Зубов ничего не ответил, в очередной раз набрал номер Кольта.
Петр Борисович присутствовал на некоем особенном мероприятии, с которого рад был бы удрать, но не мог. Под Москвой, в бывшем дворце графа Дракуловского, проходила презентация книги Светика, дочери Петра Борисовича.
Зачем понадобилось балерине создавать художественное произведение о собственной жизни, вопрос сложный, почти философский. Но произведение было создано, книга вышла. Петр Борисович основательно потратился на творческий порыв своей красавицы дочки. Он оплатил издание книги, рекламную кампанию, несколько презентаций. Петр Борисович был человек разумный, прагматичный, но и ему приходилось иногда делать глупости.
Во дворце, в музейных интерьерах, собрался шикарный московский бомонд, самые жирные и желтые сливки.

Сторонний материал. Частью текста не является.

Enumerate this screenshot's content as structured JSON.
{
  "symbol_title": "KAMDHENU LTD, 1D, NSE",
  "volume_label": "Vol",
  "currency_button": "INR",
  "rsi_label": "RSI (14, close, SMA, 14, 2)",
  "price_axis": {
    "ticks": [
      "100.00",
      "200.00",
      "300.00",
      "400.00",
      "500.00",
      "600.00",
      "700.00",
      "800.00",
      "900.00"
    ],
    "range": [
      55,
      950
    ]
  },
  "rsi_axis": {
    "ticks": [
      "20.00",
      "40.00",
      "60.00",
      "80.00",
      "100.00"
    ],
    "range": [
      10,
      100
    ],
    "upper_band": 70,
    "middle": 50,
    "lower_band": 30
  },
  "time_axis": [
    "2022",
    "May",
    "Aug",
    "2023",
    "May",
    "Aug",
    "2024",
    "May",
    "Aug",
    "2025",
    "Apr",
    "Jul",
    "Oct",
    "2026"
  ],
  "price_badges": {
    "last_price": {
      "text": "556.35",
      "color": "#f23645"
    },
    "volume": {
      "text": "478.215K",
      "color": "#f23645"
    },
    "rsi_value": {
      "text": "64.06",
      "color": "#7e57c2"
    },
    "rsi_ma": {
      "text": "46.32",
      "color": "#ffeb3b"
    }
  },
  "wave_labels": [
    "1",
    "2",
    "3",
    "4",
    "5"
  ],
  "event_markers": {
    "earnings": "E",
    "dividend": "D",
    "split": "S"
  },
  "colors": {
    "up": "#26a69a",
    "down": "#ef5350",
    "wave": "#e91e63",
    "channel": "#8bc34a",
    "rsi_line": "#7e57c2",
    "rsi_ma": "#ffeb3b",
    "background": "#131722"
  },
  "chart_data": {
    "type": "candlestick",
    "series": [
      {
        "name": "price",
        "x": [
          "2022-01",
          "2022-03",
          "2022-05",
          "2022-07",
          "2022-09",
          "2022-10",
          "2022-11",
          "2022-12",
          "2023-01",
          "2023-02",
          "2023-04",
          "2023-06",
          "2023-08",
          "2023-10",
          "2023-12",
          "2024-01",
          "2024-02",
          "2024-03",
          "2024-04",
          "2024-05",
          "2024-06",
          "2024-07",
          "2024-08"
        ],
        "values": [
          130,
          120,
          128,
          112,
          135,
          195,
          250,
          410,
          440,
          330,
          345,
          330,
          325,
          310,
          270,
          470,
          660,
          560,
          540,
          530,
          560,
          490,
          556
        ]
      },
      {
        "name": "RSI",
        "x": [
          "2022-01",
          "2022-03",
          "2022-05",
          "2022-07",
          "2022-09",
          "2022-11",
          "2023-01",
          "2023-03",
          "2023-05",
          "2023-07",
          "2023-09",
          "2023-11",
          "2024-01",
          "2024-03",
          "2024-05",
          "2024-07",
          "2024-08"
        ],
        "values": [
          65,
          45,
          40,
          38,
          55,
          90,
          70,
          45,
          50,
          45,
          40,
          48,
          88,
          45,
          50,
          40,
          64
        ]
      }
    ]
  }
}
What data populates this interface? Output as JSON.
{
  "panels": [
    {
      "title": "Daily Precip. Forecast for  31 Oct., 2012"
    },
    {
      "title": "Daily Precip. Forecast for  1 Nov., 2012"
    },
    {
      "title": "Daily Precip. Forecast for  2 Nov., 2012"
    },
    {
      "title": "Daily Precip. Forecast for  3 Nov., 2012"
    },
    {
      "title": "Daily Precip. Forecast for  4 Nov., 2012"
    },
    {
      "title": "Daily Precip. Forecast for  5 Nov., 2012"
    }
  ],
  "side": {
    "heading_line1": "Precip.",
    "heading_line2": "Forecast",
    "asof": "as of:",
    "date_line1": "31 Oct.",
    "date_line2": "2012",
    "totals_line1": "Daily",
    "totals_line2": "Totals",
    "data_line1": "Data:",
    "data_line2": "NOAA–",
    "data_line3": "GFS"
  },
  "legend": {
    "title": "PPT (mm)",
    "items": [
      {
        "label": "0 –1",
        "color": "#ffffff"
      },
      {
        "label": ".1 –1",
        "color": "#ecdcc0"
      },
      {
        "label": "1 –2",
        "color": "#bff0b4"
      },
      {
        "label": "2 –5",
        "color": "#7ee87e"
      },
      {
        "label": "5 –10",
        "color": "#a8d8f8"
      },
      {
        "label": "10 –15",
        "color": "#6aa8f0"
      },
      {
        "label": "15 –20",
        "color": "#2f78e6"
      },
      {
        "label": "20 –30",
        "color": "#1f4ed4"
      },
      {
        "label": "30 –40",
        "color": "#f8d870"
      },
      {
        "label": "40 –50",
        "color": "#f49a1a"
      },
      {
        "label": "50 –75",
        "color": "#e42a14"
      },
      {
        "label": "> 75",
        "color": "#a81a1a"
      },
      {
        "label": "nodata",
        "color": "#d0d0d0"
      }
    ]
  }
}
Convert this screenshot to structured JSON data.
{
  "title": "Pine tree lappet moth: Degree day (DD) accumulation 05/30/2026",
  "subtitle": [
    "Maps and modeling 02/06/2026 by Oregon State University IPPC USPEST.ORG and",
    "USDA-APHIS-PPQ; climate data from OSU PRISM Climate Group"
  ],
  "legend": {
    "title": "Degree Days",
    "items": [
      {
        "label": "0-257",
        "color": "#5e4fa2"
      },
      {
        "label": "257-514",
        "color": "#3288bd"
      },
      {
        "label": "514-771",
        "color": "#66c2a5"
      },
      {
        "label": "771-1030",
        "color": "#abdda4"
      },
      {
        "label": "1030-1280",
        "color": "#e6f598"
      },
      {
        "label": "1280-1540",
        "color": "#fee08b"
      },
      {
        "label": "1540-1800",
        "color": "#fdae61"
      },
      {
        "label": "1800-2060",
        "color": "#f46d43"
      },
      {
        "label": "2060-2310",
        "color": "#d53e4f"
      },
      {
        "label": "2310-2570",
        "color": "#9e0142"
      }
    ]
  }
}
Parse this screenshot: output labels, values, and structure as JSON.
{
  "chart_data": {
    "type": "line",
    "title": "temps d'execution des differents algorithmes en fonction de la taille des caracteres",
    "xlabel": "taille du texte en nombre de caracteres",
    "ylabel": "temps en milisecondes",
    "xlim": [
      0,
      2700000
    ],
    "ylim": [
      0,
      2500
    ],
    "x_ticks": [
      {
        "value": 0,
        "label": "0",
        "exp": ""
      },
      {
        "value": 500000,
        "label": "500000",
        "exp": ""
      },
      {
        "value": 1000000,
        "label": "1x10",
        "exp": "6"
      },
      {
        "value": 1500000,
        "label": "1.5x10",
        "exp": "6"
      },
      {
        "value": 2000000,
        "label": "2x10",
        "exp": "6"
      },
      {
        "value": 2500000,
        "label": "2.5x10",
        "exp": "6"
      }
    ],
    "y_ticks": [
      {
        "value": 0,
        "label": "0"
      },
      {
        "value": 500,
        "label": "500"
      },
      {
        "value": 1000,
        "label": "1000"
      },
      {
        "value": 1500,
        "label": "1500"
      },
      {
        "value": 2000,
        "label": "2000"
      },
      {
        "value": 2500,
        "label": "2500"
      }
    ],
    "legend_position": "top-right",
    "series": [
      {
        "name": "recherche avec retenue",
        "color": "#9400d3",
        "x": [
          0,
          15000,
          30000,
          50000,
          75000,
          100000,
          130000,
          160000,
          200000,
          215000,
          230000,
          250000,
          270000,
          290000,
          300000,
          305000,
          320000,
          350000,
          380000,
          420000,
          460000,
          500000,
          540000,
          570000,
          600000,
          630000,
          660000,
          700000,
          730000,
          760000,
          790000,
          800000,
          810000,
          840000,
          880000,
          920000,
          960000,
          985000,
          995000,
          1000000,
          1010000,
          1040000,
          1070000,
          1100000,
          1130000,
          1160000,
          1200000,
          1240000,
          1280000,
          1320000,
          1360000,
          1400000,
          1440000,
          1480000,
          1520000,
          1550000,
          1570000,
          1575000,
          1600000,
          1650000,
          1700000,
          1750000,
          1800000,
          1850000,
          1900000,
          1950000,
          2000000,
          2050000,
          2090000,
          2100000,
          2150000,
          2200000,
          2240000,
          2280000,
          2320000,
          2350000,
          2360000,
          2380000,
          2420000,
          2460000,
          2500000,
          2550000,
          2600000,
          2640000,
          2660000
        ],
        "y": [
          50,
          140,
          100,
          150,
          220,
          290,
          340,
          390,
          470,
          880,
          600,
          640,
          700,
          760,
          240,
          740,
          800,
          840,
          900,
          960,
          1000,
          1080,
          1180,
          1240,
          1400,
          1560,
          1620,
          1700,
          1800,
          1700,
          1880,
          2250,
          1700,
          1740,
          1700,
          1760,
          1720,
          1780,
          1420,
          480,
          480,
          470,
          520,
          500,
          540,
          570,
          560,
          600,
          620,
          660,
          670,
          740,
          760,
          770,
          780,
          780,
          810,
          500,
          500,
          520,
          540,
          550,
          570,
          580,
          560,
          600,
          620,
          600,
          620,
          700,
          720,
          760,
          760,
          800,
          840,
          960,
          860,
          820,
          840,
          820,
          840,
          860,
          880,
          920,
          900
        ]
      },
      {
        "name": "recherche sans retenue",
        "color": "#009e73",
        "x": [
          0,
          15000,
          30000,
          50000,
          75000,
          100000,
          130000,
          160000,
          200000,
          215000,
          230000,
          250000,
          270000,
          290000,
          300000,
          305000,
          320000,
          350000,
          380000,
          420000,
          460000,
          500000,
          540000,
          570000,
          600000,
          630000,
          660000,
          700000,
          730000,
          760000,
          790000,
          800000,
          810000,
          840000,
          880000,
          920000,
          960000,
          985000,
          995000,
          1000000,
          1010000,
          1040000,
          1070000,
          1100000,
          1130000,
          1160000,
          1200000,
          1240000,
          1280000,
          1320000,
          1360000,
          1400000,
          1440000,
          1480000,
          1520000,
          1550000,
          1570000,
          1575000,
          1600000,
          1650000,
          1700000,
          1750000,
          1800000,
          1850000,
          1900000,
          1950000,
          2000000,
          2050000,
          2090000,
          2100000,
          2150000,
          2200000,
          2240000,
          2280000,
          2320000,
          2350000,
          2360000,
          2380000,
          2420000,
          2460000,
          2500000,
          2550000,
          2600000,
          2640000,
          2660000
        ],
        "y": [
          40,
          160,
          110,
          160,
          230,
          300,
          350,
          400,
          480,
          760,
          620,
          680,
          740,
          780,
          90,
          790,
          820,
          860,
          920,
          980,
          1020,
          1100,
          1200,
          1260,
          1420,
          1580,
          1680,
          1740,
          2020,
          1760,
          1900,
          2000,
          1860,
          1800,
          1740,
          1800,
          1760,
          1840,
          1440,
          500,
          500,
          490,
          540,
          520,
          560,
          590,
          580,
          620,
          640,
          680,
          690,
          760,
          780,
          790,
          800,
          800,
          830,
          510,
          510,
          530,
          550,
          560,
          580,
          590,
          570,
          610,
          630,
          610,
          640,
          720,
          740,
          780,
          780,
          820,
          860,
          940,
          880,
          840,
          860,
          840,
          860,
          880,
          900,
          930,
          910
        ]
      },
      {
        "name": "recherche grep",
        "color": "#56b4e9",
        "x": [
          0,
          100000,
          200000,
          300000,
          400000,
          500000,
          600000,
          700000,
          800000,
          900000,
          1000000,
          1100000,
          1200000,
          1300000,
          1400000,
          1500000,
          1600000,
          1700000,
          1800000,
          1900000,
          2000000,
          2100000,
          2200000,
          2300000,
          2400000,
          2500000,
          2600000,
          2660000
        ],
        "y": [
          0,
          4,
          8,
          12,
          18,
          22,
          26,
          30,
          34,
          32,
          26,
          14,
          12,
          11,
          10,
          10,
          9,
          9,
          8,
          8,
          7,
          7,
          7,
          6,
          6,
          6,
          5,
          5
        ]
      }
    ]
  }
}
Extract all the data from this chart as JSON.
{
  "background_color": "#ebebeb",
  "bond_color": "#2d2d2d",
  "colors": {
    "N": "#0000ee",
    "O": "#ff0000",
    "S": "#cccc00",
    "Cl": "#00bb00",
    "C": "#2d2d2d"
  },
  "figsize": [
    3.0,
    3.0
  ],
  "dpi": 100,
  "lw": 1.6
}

Публику развлекали цыганский хор с медведем, несколько модных эстрадных групп и популярный телеведущий в качестве конферансье.
Иван Анатольевич имел несчастье позвонить шефу в самый ответственный момент, когда в бывший графский бальный зал вынесли книгу Светика, роман «Благочестивая: Дни и ночи» в виде двадцатикилограммового торта.
Сквозь приглушенное рычание Петра Борисовича в трубку прорывался усиленный микрофоном жизнерадостный баритон телеведущего:
– Чтобы вам было так же сладко читать, как кушать этот кондитерский шедевр, пупсики мои драгоценные.
– Резать должен я, – рычал шеф, – миссия у меня почетная, понимаешь ли. – Он то ли матюкнулся, то ли икнул. – Погоди, Ваня, еще минут пятнадцать здесь побуду и попробую тихо умотать.
– Петр Борисович! Мы вас ждем! Пожалуйста, возьмите нож в руки! – громко потребовал ведущий.
– Все, Ваня. Извини, – просипел в трубку шеф.
– Ну, что он там? – спросил старик, сердито хмурясь.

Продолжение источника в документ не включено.